Project Zero
When CES 2016 was all said and done, Omron Healthcare ended up in a lot of the recaps, and for good reason. Its line of Project Zero blood pressure monitors have simple interactive design, and the accompanying mobile app allows users to send results to family members and medical providers. The upper arm model can store up to 200 readings at once, as well as accommodate at least one other user, while the wristable also functions as a tracker of your steps taken and your hours slept.
My UV Patch
We know that the sun can cause skin damage, but often we don’t know until it’s too late. My UV Patch is a stretchable, ultra-thin sticker that acts as a sensor. It’s packed with dyes that modify the patch’s color depending on length of sun exposure. Taking a picture of the patch with your smartphone and running the sidekick app allows you to see how your skin fares after staying under the sun. The app also offers advices about tanning healthily.
Quell
Much of the health technology unveiled at CES showcased the potential of alternatives to drugs for reaching a better sense of wellness. The Quell leg band from NeuroMetrix is just one example, but a pretty good one at that. It blocks pain signals to the brain by acting on the opioid receptors in the same manner as opiates—but without drugs. Quell is geared towards those suffering from debilitating pain related to diabetes or other ailments.
Halo
Halo is the smart headband from Biotrak Health that monitors tension and provides gentle feedback to help you prevent tension headaches, migraines, and TMJ pain from the comfort of your own home.

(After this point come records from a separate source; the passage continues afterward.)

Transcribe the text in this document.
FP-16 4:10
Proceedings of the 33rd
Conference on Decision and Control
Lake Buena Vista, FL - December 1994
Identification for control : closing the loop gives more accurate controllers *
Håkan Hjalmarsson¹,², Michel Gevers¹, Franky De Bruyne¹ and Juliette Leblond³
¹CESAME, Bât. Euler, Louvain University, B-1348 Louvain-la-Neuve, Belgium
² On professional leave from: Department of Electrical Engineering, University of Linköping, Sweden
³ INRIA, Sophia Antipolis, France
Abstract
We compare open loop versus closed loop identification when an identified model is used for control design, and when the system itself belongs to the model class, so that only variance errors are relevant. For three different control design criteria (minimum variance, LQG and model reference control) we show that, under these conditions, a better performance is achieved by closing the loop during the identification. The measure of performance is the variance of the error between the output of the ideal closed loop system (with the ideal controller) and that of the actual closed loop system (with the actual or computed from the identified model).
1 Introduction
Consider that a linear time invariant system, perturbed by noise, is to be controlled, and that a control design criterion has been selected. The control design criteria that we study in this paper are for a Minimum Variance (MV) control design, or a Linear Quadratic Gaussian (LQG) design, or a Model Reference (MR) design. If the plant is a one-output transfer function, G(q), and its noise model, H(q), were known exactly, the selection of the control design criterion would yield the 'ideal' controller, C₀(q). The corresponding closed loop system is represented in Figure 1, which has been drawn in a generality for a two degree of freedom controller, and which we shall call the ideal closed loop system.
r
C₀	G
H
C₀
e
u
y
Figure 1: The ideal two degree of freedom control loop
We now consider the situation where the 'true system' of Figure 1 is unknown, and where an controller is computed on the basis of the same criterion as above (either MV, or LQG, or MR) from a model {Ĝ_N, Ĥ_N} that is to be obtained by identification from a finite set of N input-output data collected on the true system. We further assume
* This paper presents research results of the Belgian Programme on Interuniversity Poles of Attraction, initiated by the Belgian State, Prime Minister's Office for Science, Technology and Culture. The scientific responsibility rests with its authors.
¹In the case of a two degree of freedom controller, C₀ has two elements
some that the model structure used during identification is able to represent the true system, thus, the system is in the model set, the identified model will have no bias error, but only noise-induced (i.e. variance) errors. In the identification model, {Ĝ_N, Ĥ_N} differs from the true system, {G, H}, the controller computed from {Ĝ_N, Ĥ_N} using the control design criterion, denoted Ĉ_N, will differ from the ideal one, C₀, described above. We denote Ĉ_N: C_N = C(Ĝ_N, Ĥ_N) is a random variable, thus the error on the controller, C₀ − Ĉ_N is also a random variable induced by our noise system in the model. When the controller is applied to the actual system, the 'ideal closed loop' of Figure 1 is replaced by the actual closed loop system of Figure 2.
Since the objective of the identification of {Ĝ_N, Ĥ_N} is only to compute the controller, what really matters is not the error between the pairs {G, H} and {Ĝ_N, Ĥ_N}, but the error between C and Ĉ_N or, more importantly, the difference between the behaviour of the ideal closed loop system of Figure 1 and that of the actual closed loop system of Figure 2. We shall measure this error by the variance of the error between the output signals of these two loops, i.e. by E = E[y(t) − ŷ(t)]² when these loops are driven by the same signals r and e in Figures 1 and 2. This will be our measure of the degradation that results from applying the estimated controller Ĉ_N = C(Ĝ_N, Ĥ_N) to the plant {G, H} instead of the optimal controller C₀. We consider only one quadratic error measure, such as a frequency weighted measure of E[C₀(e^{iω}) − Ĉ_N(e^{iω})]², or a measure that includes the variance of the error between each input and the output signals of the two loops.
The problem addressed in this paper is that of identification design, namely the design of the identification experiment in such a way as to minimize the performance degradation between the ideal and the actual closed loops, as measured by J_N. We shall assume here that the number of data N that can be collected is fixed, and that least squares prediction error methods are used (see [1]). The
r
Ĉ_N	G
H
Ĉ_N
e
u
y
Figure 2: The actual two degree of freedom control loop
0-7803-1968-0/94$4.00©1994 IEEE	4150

The smartphone app collects EMG data from your headband via Bluetooth LE to help monitor muscle tension and provide real time coaching/ relaxation training exercises.
ReSound
Resound is working one of the original wearables—hearing aids—but these aren’t the ones you’ve seen your grandparents wear. ReSound LinNX2 allows its users to control their hearing via an iPhone app using Bluetooth technology. Users can adjust volume, treble, and bass, and create specific programs of settings they can access when they’re outside or in a restaurant.
RightEye
This isn’t a product for general consumers, but for medical professionals. These goggles use eye tracking and gaming stimuli to measure vision performance, and are already being used by sports teams and the U.S. military. RightEye showed how its smart goggles interact with a sensor (attached to a PC) in order to measure essential vision and performance vision.
Hexoskin
The creators of Hexoskin also make tech-infused clothing for astronauts, so you know they are serious. Hexoskin is smart clothing, with sensors woven into the fabric that measures your heart rate, pace, breathing rate and volume, steps taken, calories burned, and sleep. There’s an accompanying app to analyze your results, and it works with other fitness apps like Strava and RunKeeper.
Veta
Wearables owned this year at CES, but Veta is a move away from that pack. It’s a smart case for EpiPens that has a fee app that works in conjunction with the case. The patient and their family, friends, or caregivers can download the mobile app. It comes with features like FindMe, which displays the pen’s last known location; separation alerts, which trigger a notification when the case is left behind; and temperature and expiration monitors so a patient knows when their medication is too warm, cold, or old to be effective.
ReliefBand
ReliefBand is good for both morning sickness and motion sickness. The FDA recently cleared the wearable device, which is convenient (you wear it on your wrist), adjustable (there are five different settings), fast (without side effects of drugs), and doctor recommended. A use many CES goers found for the device was the motion sickness attained from experiencing virtual reality consoles for too long.
LumiWave
In 2011, at least 100 million adult Americans suffered from common chronic pain conditions, a conservative estimate because it does not include acute pain in children. LumiWave is hoping to help those people. It provides infrared light therapy that penetrates tissue and causes the body to release natural pain relief. Each therapy session lasts about 20 to 30 minutes, and there are two different models: a four-LED-pod model, and an eight-LED pod model.